Spatiotemporal evolution of runaway electrons from synchrotron images in Alcator C-Mod
Journal article, 2018
In the Alcator C-Mod tokamak, relativistic runaway electron (RE) generation can occur during the flattop current phase of low density, diverted plasma discharges. Due to the high toroidal magnetic field (B-0 = 5.4 T), RE synchrotron radiation is measured by a wide-view camera in the visible wavelength range (lambda approximate to 400-900 nm). In this paper, a statistical analysis of over one thousand camera images is performed to investigate the plasma conditions under which synchrotron emission is observed in C-Mod. In addition, the spatiotemporal evolution of REs during one particular discharge is explored in detail via a thorough analysis of the distortion-corrected synchrotron images.
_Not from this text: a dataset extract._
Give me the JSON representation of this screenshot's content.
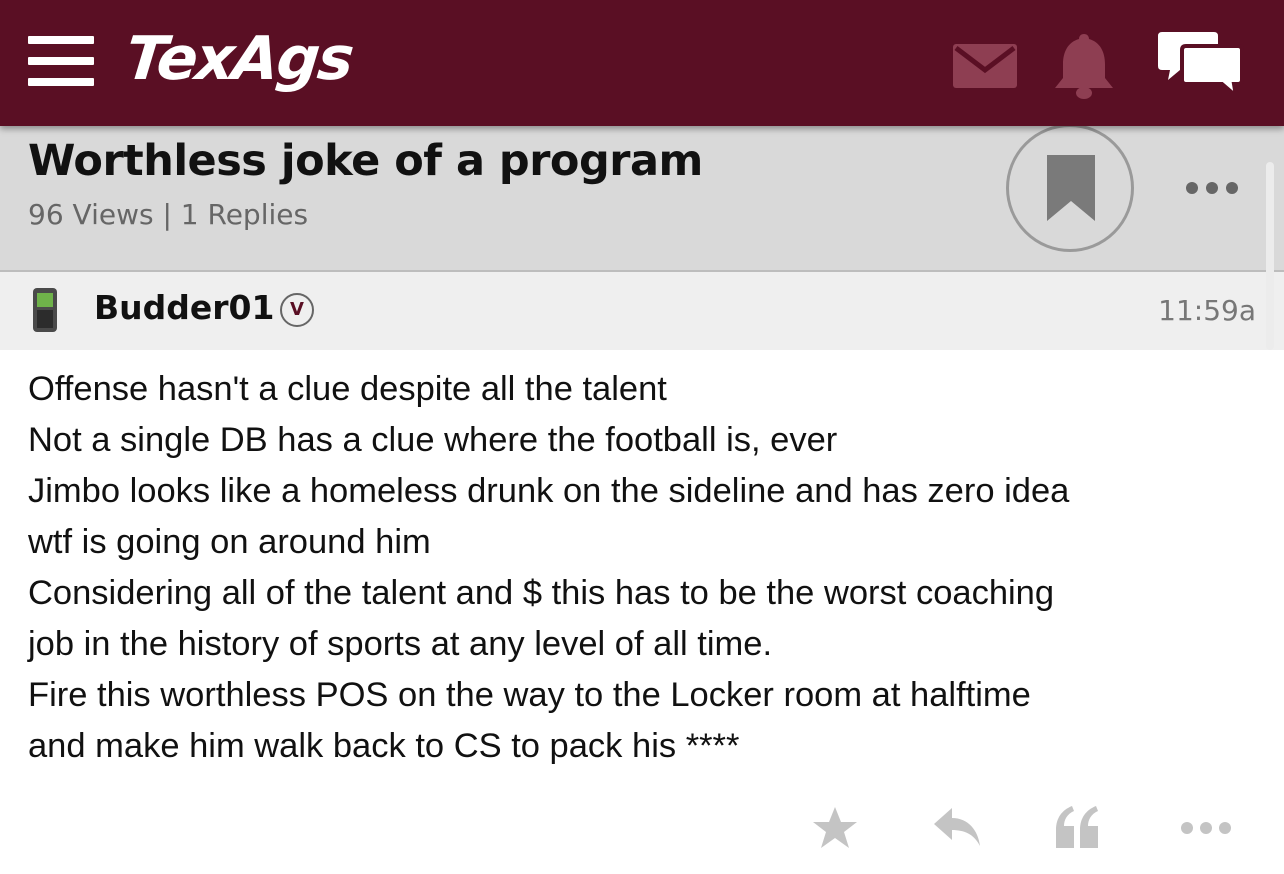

To accurately predict RE energies, the kinetic solver CODE (Landreman et al 2014 Comput. Phys. Commun. 185 847-855) is used to evolve the electron momentum-space distribution at six locations throughout the plasma: the magnetic axis and flux surfaces q = 1, 4/3, 3/2, 2, and 3. These results, along with the experimentally-measured magnetic topology and camera geometry, are input into the synthetic diagnostic SOFT (Hoppe et al 2018 Nucl. Fusion 58 026032) to simulate synchrotron emission and detection. Interesting spatial structure near the surface q = 2 is found to coincide with the onset of a locked mode and increased MHD activity. Furthermore, the RE density profile evolution is fit by comparing experimental to synthetic images, providing important insight into RE spatiotemporal dynamics.